11 thoughts on ““Too White A Christmas”: Additional Ethics Observations

    • There are no characters called the judge, defense attorney or prosecutor in Rose’s original, and best version of “Twelve Angry Men.” The play begins with judge’s instructions being read (or not—I cut it the last few times I’ve directed the show) and begins with the jurors entering the jury room. There is a bailiff who lets them in and brings exhibits. It could be played by anyone and anything of any color and any sex.

  1. The point about “looking” white (or whatever) is well taken, especially since those who seek victimization are, shall we say, less than consistent in their critique. If you’re non-white and don’t get cast in a BIPOC role because you look white, that’s a travesty. If you do get cast and you look white, that’s also a travesty.

    And we won’t even go into the criticism I got for casting a black man as Macbeth. I was “forcing him to deny his blackness,” you see…

      • Never did Othello. It was “my turn” to do a Shakespeare only twice: my other one was As You Like It. I never wanted to de facto pre-cast an actor because they’d be the only one who could look the part. There were times when we had multiple really good black men (when I did “Master Harold”… and the boys, for example), but that wasn’t true when I was deciding on a Shakespeare. (Plus, there are only two women’s roles worth playing, and, like most programs, we had more good women than good men.

        • My late lamented company did “The Emperor Jones,” “Uncle Tom’s Cabin” and “Native Son,” in all three cases casting actors of the designated race was, in my view, unavoidable. We also did “The Championship Season” with an all black cast, because there’s no reason not to, and also because I felt that season lacked good opportunities for black actors.

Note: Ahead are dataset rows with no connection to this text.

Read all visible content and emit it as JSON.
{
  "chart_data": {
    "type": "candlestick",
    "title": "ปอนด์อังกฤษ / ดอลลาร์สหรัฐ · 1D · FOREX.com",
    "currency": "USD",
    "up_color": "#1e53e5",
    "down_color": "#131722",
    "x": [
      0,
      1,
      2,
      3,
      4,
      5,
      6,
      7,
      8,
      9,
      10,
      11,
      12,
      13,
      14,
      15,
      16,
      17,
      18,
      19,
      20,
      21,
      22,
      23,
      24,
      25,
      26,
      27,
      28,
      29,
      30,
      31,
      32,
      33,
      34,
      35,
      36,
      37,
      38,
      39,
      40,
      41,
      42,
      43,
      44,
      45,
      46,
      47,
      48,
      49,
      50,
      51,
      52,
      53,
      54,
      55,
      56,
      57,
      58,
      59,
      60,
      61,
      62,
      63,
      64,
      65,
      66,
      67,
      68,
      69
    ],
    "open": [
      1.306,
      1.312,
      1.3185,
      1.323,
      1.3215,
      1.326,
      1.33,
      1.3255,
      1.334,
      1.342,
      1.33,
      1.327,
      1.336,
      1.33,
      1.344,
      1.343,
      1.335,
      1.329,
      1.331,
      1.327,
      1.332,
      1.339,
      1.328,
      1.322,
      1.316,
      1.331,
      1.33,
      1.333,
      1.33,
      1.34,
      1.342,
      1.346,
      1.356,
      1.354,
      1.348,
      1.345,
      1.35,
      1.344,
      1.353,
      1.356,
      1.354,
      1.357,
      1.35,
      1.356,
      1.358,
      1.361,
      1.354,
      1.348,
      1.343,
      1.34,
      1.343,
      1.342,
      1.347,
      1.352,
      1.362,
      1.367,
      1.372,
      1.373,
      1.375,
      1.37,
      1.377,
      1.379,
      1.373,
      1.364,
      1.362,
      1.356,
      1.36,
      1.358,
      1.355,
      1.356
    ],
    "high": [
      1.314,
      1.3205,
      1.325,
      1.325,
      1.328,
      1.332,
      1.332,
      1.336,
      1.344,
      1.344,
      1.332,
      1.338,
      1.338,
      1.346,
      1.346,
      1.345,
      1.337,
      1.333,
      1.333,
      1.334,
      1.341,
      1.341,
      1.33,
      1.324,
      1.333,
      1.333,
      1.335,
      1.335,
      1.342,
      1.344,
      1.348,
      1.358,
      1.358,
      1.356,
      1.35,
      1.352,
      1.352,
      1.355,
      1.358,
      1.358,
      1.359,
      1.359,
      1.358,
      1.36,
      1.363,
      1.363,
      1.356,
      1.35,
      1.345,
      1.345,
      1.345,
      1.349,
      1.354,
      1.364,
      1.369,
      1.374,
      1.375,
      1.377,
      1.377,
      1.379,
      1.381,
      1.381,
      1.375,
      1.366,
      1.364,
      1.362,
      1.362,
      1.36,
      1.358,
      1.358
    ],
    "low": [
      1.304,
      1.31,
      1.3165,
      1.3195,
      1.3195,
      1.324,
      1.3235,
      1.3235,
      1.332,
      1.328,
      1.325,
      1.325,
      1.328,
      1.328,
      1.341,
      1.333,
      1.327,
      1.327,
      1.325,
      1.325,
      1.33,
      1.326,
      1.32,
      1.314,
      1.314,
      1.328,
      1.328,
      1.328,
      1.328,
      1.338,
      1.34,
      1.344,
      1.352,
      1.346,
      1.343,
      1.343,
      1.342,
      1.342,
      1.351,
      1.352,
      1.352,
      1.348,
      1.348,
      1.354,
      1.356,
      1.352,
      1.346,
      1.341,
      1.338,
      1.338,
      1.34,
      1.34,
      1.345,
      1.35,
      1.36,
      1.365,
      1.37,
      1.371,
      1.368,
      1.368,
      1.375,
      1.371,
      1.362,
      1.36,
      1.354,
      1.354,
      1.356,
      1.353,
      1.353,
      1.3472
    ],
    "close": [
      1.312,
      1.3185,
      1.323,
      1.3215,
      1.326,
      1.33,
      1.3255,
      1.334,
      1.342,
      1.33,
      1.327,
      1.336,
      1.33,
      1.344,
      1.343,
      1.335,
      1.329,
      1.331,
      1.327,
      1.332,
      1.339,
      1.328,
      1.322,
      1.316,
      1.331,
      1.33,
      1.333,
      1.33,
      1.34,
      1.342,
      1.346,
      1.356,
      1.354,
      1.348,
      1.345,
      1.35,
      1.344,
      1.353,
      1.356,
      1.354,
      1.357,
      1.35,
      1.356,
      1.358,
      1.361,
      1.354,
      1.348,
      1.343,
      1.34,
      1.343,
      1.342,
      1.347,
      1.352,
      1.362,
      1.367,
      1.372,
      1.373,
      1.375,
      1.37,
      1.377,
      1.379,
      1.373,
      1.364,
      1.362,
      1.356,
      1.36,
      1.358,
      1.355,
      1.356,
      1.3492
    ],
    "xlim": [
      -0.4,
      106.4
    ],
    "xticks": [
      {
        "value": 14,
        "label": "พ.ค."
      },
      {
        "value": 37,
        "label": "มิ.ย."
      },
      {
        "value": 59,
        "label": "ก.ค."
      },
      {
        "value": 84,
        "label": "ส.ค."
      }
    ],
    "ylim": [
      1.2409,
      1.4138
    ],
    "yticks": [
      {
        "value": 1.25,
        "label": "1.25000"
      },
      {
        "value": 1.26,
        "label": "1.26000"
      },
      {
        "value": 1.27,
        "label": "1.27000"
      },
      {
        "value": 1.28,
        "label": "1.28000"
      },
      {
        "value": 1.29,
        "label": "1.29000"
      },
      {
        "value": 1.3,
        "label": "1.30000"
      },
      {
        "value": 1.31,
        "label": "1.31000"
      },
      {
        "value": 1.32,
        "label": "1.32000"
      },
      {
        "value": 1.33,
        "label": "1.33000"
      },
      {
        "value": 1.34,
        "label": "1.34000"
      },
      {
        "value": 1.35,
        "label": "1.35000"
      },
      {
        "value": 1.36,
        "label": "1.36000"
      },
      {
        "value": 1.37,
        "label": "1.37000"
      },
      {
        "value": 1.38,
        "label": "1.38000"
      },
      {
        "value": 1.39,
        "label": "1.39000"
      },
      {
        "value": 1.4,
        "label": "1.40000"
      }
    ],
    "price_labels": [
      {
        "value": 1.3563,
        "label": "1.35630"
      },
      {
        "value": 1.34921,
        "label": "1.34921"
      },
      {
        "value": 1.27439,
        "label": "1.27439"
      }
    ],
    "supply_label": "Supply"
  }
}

  2. I lasted about two minutes into the Victoria Price video Curmie linked in his post. There is no way – ever – of placating the aggrieved. None. Getting into a discussion about whether a certain actor of a preferred race should be cast as Othello or Dracula or Lady Macbeth or . . . is a fool’s errand. The goal post will be shifted and changed and forever just out of reach. The best thing to do is find the best performer for the role, cast it so, do the production, and move on to the next project.

    jvb

      • “This an asinine assertion from both an artistic and an ethical perspective.”

        To which lefty would shout, “So what. You’re an asshole. Who cares about the ‘artistic’ and ‘ethical’ perspective?’ Those are just white people, oppressor words. You’re wrong.” These people are not rational. They are power hungry.